IV. La décision de ne pas exécuter l’acte authentique de créance prise par la Cour populaire est-elle la condition préalable à la restitution du droit d’intenter une action en justice ?

 

La réponse de la cour suprême populaire dispose clairement que les parties ne peuvent récupérer leur droit d’intenter une action en justice qu’à la condition que la Cour populaire ait décidé de ne pas exécuter l’acte authentique de créance. Par ailleurs, deux questions méritent d’être étudiées.   

 

A- Le titre exécutoire est-il encore nécessaire ?

 

 

La réponse de la Cour suprême populaire n’a pas mentionné le titre exécutoire ; mais la circulaire conjointe émise par la Cour suprême populaire et le Ministère de la Justice à propos de l’exécution forcée de l’acte notarié reste encore en vigueur. Par conséquent l’existence du titre exécutoire est encore nécessaire, ceci pour les raisons suivantes : le titre exécutoire constitue un document transitoire et non un document judiciaire final. Les effets des éléments qui figurent sur le titre exécutoire n’ont pas nécessairement de force contraignante sur la Cour populaire. Celle-ci pourra, en fonction des objections soulevées par les parties en cause, modifier le contenu du titre exécutoire d'après les faits et la loi. Et fait exécuter la livraison ou le paiement après la modification. La réalisation de l’examen et du réajustement final par le pouvoir judiciaire à l’égard du titre exécutoire se justifie par la réalité. Selon certains chercheurs, lorsqu’il émet le titre exécutoire, l’établissement notarial doit vérifier, en vertu des interprétations judiciaires, l’existence réelle des faits de non exécution ou d’exécution et des éventuels doutes de la part du débiteur sur les devoirs stipulés  dans le titre de créance. Assurer qu’un contenu notarié soit exempt de doute, cela nécessite évidemment la confrontation et le débat. De ce fait, le pouvoir d’authentification qu’exerce l’établissement notarial devient au fond un pouvoir judiciaire. Faut-il reconnaître que l’établissement notarial exerce un pouvoir judiciaire en émettant le titre exécutoire. Mais tant que ce titre exécutoire peut être modifié par la Cour, le pouvoir judiciaire final, définitif et de jugement est en fin de compte exercé par cette dernière, l’établissement notarial n’a donc pas de pouvoirs exorbitants.    

        

B- Comment confirmer qu’un acte authentique de créance contient vraiment des erreurs ? La réponse de la Cour suprême populaire n’a pas défini directement les cas concrets, ce qui veut dire qu’un pouvoir discrétionnaire est accordé au juge, cela est évidemment défavorable aux effets d’un acte authentique de créance.
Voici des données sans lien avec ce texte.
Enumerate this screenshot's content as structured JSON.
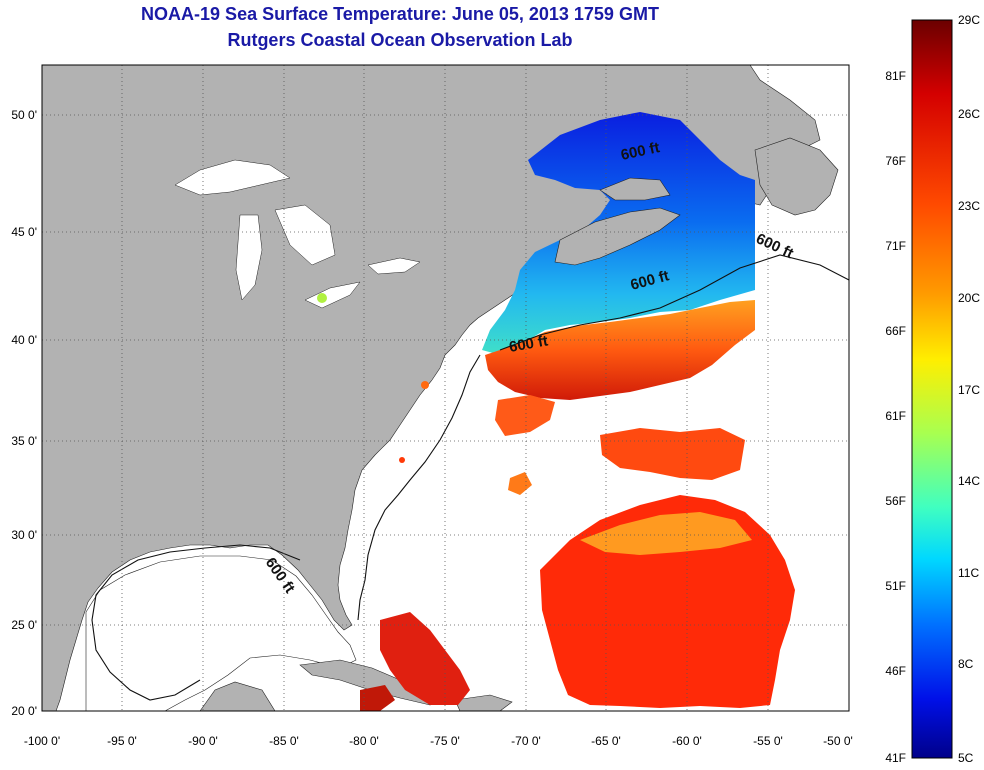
{
  "title": "NOAA-19 Sea Surface Temperature:  June 05, 2013 1759 GMT",
  "subtitle": "Rutgers Coastal Ocean Observation Lab",
  "colors": {
    "title": "#1a1aa6",
    "land": "#b2b2b2",
    "water_nodata": "#ffffff",
    "grid": "#555555"
  },
  "lon_ticks": [
    "-100 0'",
    "-95 0'",
    "-90 0'",
    "-85 0'",
    "-80 0'",
    "-75 0'",
    "-70 0'",
    "-65 0'",
    "-60 0'",
    "-55 0'",
    "-50 0'"
  ],
  "lat_ticks": [
    "20 0'",
    "25 0'",
    "30 0'",
    "35 0'",
    "40 0'",
    "45 0'",
    "50 0'"
  ],
  "contour_labels": [
    "600 ft",
    "600 ft",
    "600 ft",
    "600 ft",
    "600 ft"
  ],
  "colorbar": {
    "celsius_labels": [
      "29C",
      "26C",
      "23C",
      "20C",
      "17C",
      "14C",
      "11C",
      "8C",
      "5C"
    ],
    "fahrenheit_labels": [
      "81F",
      "76F",
      "71F",
      "66F",
      "61F",
      "56F",
      "51F",
      "46F",
      "41F"
    ],
    "color_stops": [
      "#6b0000",
      "#d40000",
      "#ff4a00",
      "#ff9a00",
      "#ffee00",
      "#a8ff50",
      "#40ffc0",
      "#00d8ff",
      "#0070ff",
      "#0010e8",
      "#00008a"
    ]
  }
}
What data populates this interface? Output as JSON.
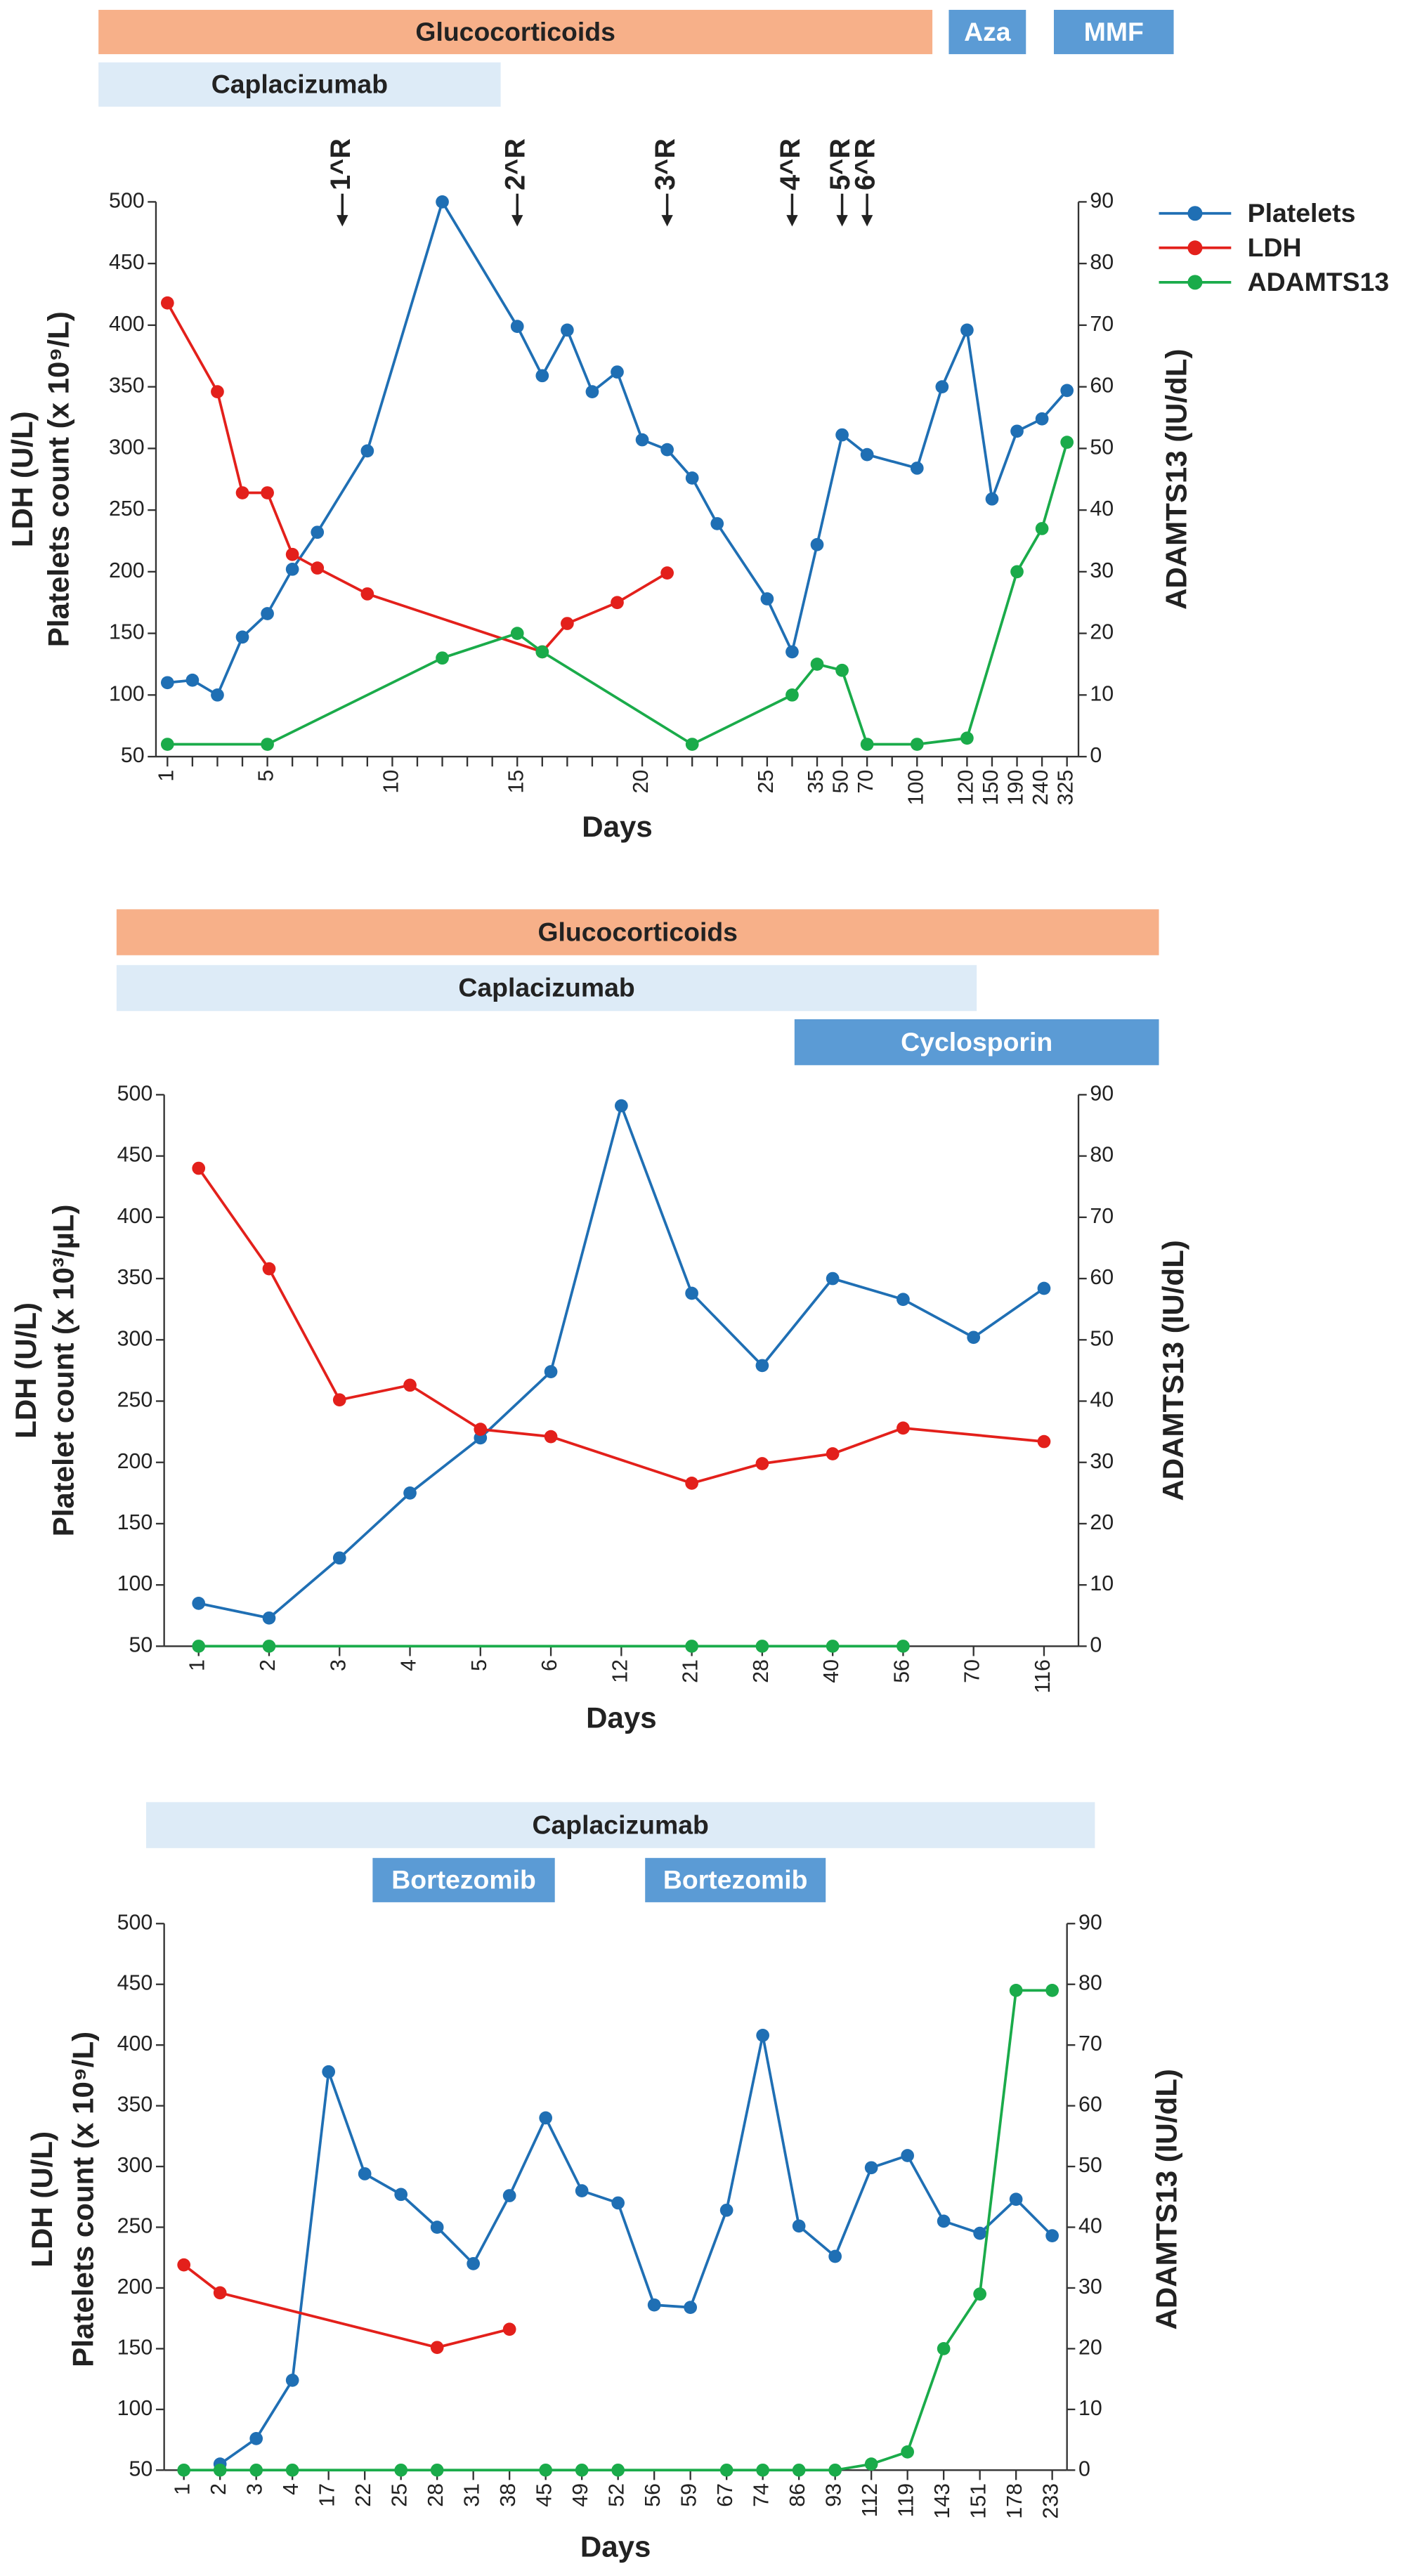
{
  "chart_data": [
    {
      "type": "line",
      "therapies": [
        {
          "label": "Glucocorticoids"
        },
        {
          "label": "Aza"
        },
        {
          "label": "MMF"
        },
        {
          "label": "Caplacizumab"
        }
      ],
      "annotations": [
        "1^R",
        "2^R",
        "3^R",
        "4^R",
        "5^R",
        "6^R"
      ],
      "categories": [
        "1",
        null,
        null,
        null,
        "5",
        null,
        null,
        null,
        null,
        "10",
        null,
        null,
        null,
        null,
        "15",
        null,
        null,
        null,
        null,
        "20",
        null,
        null,
        null,
        null,
        "25",
        null,
        "35",
        "50",
        "70",
        null,
        "100",
        null,
        "120",
        "150",
        "190",
        "240",
        "325"
      ],
      "xlabel": "Days",
      "ylabel": [
        "LDH (U/L)",
        "Platelets count (x 10⁹/L)"
      ],
      "y2label": "ADAMTS13 (IU/dL)",
      "ylim": [
        50,
        500
      ],
      "yticks": [
        50,
        100,
        150,
        200,
        250,
        300,
        350,
        400,
        450,
        500
      ],
      "y2lim": [
        0,
        90
      ],
      "y2ticks": [
        0,
        10,
        20,
        30,
        40,
        50,
        60,
        70,
        80,
        90
      ],
      "legend": "right",
      "series": [
        {
          "name": "Platelets",
          "color": "#1f6fb4",
          "values": [
            110,
            112,
            100,
            147,
            166,
            202,
            232,
            null,
            298,
            null,
            null,
            500,
            null,
            null,
            399,
            359,
            396,
            346,
            362,
            307,
            299,
            276,
            239,
            null,
            178,
            135,
            222,
            311,
            295,
            null,
            284,
            350,
            396,
            259,
            314,
            324,
            347
          ]
        },
        {
          "name": "LDH",
          "color": "#e3201b",
          "values": [
            418,
            null,
            346,
            264,
            264,
            214,
            203,
            null,
            182,
            null,
            null,
            null,
            null,
            null,
            null,
            135,
            158,
            null,
            175,
            null,
            199,
            null,
            null,
            null,
            null,
            null,
            null,
            null,
            null,
            null,
            null,
            null,
            null,
            null,
            null,
            null,
            null
          ]
        },
        {
          "name": "ADAMTS13",
          "color": "#1aab4a",
          "axis": "y2",
          "values": [
            2,
            null,
            null,
            null,
            2,
            null,
            null,
            null,
            null,
            null,
            null,
            16,
            null,
            null,
            20,
            17,
            null,
            null,
            null,
            null,
            null,
            2,
            null,
            null,
            null,
            10,
            15,
            14,
            2,
            null,
            2,
            null,
            3,
            null,
            30,
            37,
            51
          ]
        }
      ]
    },
    {
      "type": "line",
      "therapies": [
        {
          "label": "Glucocorticoids"
        },
        {
          "label": "Caplacizumab"
        },
        {
          "label": "Cyclosporin"
        }
      ],
      "categories": [
        "1",
        "2",
        "3",
        "4",
        "5",
        "6",
        "12",
        "21",
        "28",
        "40",
        "56",
        "70",
        "116"
      ],
      "xlabel": "Days",
      "ylabel": [
        "LDH (U/L)",
        "Platelet count (x 10³/µL)"
      ],
      "y2label": "ADAMTS13 (IU/dL)",
      "ylim": [
        50,
        500
      ],
      "yticks": [
        50,
        100,
        150,
        200,
        250,
        300,
        350,
        400,
        450,
        500
      ],
      "y2lim": [
        0,
        90
      ],
      "y2ticks": [
        0,
        10,
        20,
        30,
        40,
        50,
        60,
        70,
        80,
        90
      ],
      "series": [
        {
          "name": "Platelets",
          "color": "#1f6fb4",
          "values": [
            85,
            73,
            122,
            175,
            220,
            274,
            491,
            338,
            279,
            350,
            333,
            302,
            342
          ]
        },
        {
          "name": "LDH",
          "color": "#e3201b",
          "values": [
            440,
            358,
            251,
            263,
            227,
            221,
            null,
            183,
            199,
            207,
            228,
            null,
            217
          ]
        },
        {
          "name": "ADAMTS13",
          "color": "#1aab4a",
          "axis": "y2",
          "values": [
            0,
            0,
            null,
            null,
            null,
            null,
            null,
            0,
            0,
            0,
            0,
            null,
            null
          ]
        }
      ]
    },
    {
      "type": "line",
      "therapies": [
        {
          "label": "Caplacizumab"
        },
        {
          "label": "Bortezomib"
        },
        {
          "label": "Bortezomib"
        }
      ],
      "categories": [
        "1",
        "2",
        "3",
        "4",
        "17",
        "22",
        "25",
        "28",
        "31",
        "38",
        "45",
        "49",
        "52",
        "56",
        "59",
        "67",
        "74",
        "86",
        "93",
        "112",
        "119",
        "143",
        "151",
        "178",
        "233"
      ],
      "xlabel": "Days",
      "ylabel": [
        "LDH (U/L)",
        "Platelets count (x 10⁹/L)"
      ],
      "y2label": "ADAMTS13 (IU/dL)",
      "ylim": [
        50,
        500
      ],
      "yticks": [
        50,
        100,
        150,
        200,
        250,
        300,
        350,
        400,
        450,
        500
      ],
      "y2lim": [
        0,
        90
      ],
      "y2ticks": [
        0,
        10,
        20,
        30,
        40,
        50,
        60,
        70,
        80,
        90
      ],
      "series": [
        {
          "name": "Platelets",
          "color": "#1f6fb4",
          "values": [
            null,
            55,
            76,
            124,
            378,
            294,
            277,
            250,
            220,
            276,
            340,
            280,
            270,
            186,
            184,
            264,
            408,
            251,
            226,
            299,
            309,
            255,
            245,
            273,
            243
          ]
        },
        {
          "name": "LDH",
          "color": "#e3201b",
          "values": [
            219,
            196,
            null,
            null,
            null,
            null,
            null,
            151,
            null,
            166,
            null,
            null,
            null,
            null,
            null,
            null,
            null,
            null,
            null,
            null,
            null,
            null,
            null,
            null,
            null
          ]
        },
        {
          "name": "ADAMTS13",
          "color": "#1aab4a",
          "axis": "y2",
          "values": [
            0,
            0,
            0,
            0,
            null,
            null,
            0,
            0,
            null,
            null,
            0,
            0,
            0,
            null,
            null,
            0,
            0,
            0,
            0,
            1,
            3,
            20,
            29,
            79,
            79
          ]
        }
      ]
    }
  ]
}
Dans ce cas-là, les notaires ne peuvent qu’essayer de convaincre les juges dans les dossiers concrets pour que ces derniers reconnaissent les effets de l’acte notarié. 

 

En conclusion, les analyses précédentes démontrent que la réponse émanant de la Cour suprême populaire correspond à la situation notariale réelle du pays et à la compréhension actuelle et générale sur la notion de force exécutoire. La mise en application de cette réponse va certainement calmer les débats actuels et contribuer à la mise en valeur efficace des fonctions notariales.   

 

Annexe : 

 

Cour populaire suprême

Réponse à la possibilité ou non de recevoir les actions intentées par des parties qui contestent le contenu d’un acte authentique de créance doté de la force exécutoire

(adoptée le 8 décembre 2008 par la session 1457 du Comité judiciaire de la Cour suprême populaire) 

 

Selon les dispositions de l’article 214 de la Loi de procédure civile et de l’article 37 de la Loi sur le notariat, un instrument de créance qui a pour objet une prestation et qui stipule expressément que le débiteur accepte l’exécution forcée est, conformément à la loi, doté de la force exécutoire. Lorsque le créancier ou le débiteur conteste le contenu de cet instrument de créance et intente une action civile directement devant la Cour populaire, la Cour populaire ne doit pas l’accepter.  Pourtant, lorsque l’acte authentique de créance contient effectivement des erreurs, et la Cour populaire a décidé de ne pas l’exécuter, les parties et les autres intéressés de l’affaire notariale peuvent intenter devant la Cour populaire une action portant sur le contenu en question.